Enfin, pour des personnes travaillant dans les institutions communautaires et donc chargées de la promotion de l’idéal communautaire, l’intégration n’a guère progressé445. Cette situation est assez préoccupante, car d’ordinaire, ces institutions observent une sorte d’autosatisfaction des progrès réalisés. Il en résulte que, auprès des populations, des communautés de base et de la société civile, la perception de l’idéal communautaire est encore plus faible.

En définitive, les conditions nécessaires de validation des politiques de transport routier dans la CEMAC sont la reconnaissance de l’importance de la dimension régionale pour l’efficacité de ces politiques; le respect des principes démocratiques ; la bonne gouvernance, la nécessité de créer les conditions d’une gestion rationnelle des ressources et la diversification des sources de financement, avec notamment la mobilisation des financements privés.

Notes
436.

Acte Additionnel n°3/00-CEMAC-046-CM-05 du 14 décembre 2000 instituant un mécanisme autonome de financement de la Communauté.

437.

Les conditions de mise en place et d’opérationnalisation du Fonds ont été définies par les règlements 10/99-UEAC, 1/01 et 5/01-CEMAC-046, avec prise d’effet au 1er janvier 2002.

438.

Le droit à compensation CEMAC est exercé à concurrence de 40% des moins values budgétaires générées par les échanges des produits bénéficiant du TPG, toutes catégories confondues.

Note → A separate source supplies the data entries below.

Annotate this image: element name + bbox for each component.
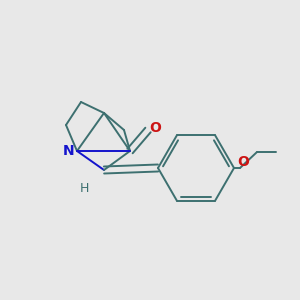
Text: O: O bbox=[149, 121, 161, 135]
Text: O: O bbox=[237, 155, 249, 169]
Text: H: H bbox=[79, 182, 89, 194]
Text: N: N bbox=[63, 144, 75, 158]
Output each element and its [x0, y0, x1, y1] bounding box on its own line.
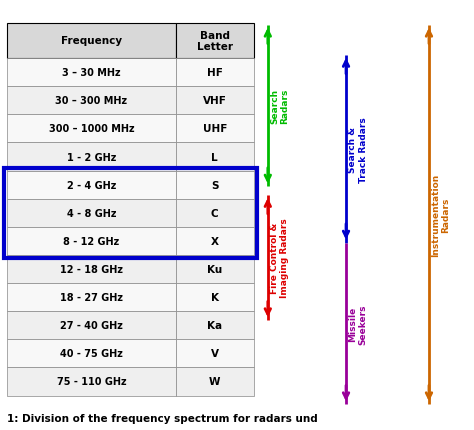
Bar — [7, 171, 176, 199]
Text: X: X — [211, 237, 219, 246]
Bar — [176, 283, 254, 311]
Text: 18 - 27 GHz: 18 - 27 GHz — [60, 292, 123, 302]
Text: UHF: UHF — [202, 124, 227, 134]
Bar — [7, 87, 176, 115]
Text: 1 - 2 GHz: 1 - 2 GHz — [67, 152, 116, 162]
Text: 8 - 12 GHz: 8 - 12 GHz — [64, 237, 119, 246]
Bar — [176, 87, 254, 115]
Bar — [176, 143, 254, 171]
Text: K: K — [211, 292, 219, 302]
Text: 300 – 1000 MHz: 300 – 1000 MHz — [49, 124, 134, 134]
Bar — [176, 340, 254, 368]
Text: 40 - 75 GHz: 40 - 75 GHz — [60, 349, 123, 359]
Text: Fire Control &
Imaging Radars: Fire Control & Imaging Radars — [270, 218, 289, 298]
Bar — [176, 24, 254, 59]
Text: 27 - 40 GHz: 27 - 40 GHz — [60, 320, 123, 331]
Bar — [7, 199, 176, 227]
Bar — [7, 227, 176, 255]
Bar — [176, 59, 254, 87]
Text: S: S — [211, 180, 219, 190]
Text: Missile
Seekers: Missile Seekers — [348, 304, 367, 344]
Bar — [7, 283, 176, 311]
Bar — [176, 115, 254, 143]
Text: HF: HF — [207, 68, 223, 78]
Text: 75 - 110 GHz: 75 - 110 GHz — [57, 377, 127, 387]
Bar — [7, 311, 176, 340]
Bar — [7, 143, 176, 171]
Text: Frequency: Frequency — [61, 36, 122, 46]
Bar — [176, 199, 254, 227]
Text: 30 – 300 MHz: 30 – 300 MHz — [55, 96, 128, 106]
Text: W: W — [209, 377, 220, 387]
Text: Search &
Track Radars: Search & Track Radars — [348, 117, 367, 182]
Text: Ku: Ku — [207, 264, 222, 274]
Bar — [176, 171, 254, 199]
Text: Search
Radars: Search Radars — [270, 89, 289, 124]
Bar — [176, 368, 254, 396]
Bar — [176, 311, 254, 340]
Bar — [7, 340, 176, 368]
Bar — [7, 368, 176, 396]
Text: Instrumentation
Radars: Instrumentation Radars — [431, 173, 450, 257]
Text: 3 – 30 MHz: 3 – 30 MHz — [62, 68, 121, 78]
Bar — [7, 59, 176, 87]
Text: VHF: VHF — [203, 96, 227, 106]
Bar — [176, 227, 254, 255]
Bar — [7, 255, 176, 283]
Bar — [4, 168, 257, 258]
Text: 2 - 4 GHz: 2 - 4 GHz — [67, 180, 116, 190]
Text: 12 - 18 GHz: 12 - 18 GHz — [60, 264, 123, 274]
Text: 4 - 8 GHz: 4 - 8 GHz — [67, 208, 116, 218]
Text: Band
Letter: Band Letter — [197, 31, 233, 52]
Text: V: V — [211, 349, 219, 359]
Text: Ka: Ka — [207, 320, 222, 331]
Bar — [7, 24, 176, 59]
Text: C: C — [211, 208, 219, 218]
Text: 1: Division of the frequency spectrum for radars und: 1: Division of the frequency spectrum fo… — [7, 413, 318, 423]
Text: L: L — [211, 152, 218, 162]
Bar — [7, 115, 176, 143]
Bar — [176, 255, 254, 283]
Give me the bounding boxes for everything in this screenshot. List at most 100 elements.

L’expression « moins-values » a été consacrée par les traités africains pour désigner la part des droits et taxes d’entrée qui n’a pas été perçue au moment de la mise à la consommation d’un produit originaire.

439.

L’espace régional n’est pas seulement projeté comme une réponse à l’exiguïté des marchés nationaux, mais aussi et surtout comme un cadre de développement multisectoriel, avec des programmes et projets communs.

440.

Sous l’UDEAC, par exemple, les fonctionnaires ont accusé jusqu’à quatorze mois sans salaire, ce qui n’est plus le cas depuis le démarrage de la CEMAC.

441.

Performances Management Consulting - ECDPM, Diagnostic institutionnel, fonctionnel et organisationnel de la CEMAC, tome 1, février 2006, page 29.

442.

En 2005, les institutions de la CEMAC ont reçu 8,2 milliards FCFA de TCI pour des prévins estimées à 12,7 milliards FCFA.

443.

Sur 32 milliards de contributions versées par les Etats membres depuis 2002, la moitié l’a été sous forme de régularisation d’arriérés.

444.

Au nombre de ces indicateurs, on cite le fait que les individus membres de la Communauté connaissent la CEMAC ; ils partagent son but et ses valeurs, et y retrouvent un intérêt commun ; qu’ils veulent participer à sa mise en œuvre (par exemple les fonctionnaires de la CEMAC agissent en tant qu’agents de la Communauté et non pas en tant qu’agents de leur pays d’origine ; que les Etats paient leurs contributions au budget communautaire, etc..).

445.

A cet effet, une enquête a été réalisée par Performances Management Consulting – ECDPM auprès du personnel des principales institutions de la CEMAC. Cette enquête porte sur leur perception du niveau de l’idéal communautaire au sein des citoyens de la Communauté et sur l’évolution de cet idéal durant les cinq dernières années.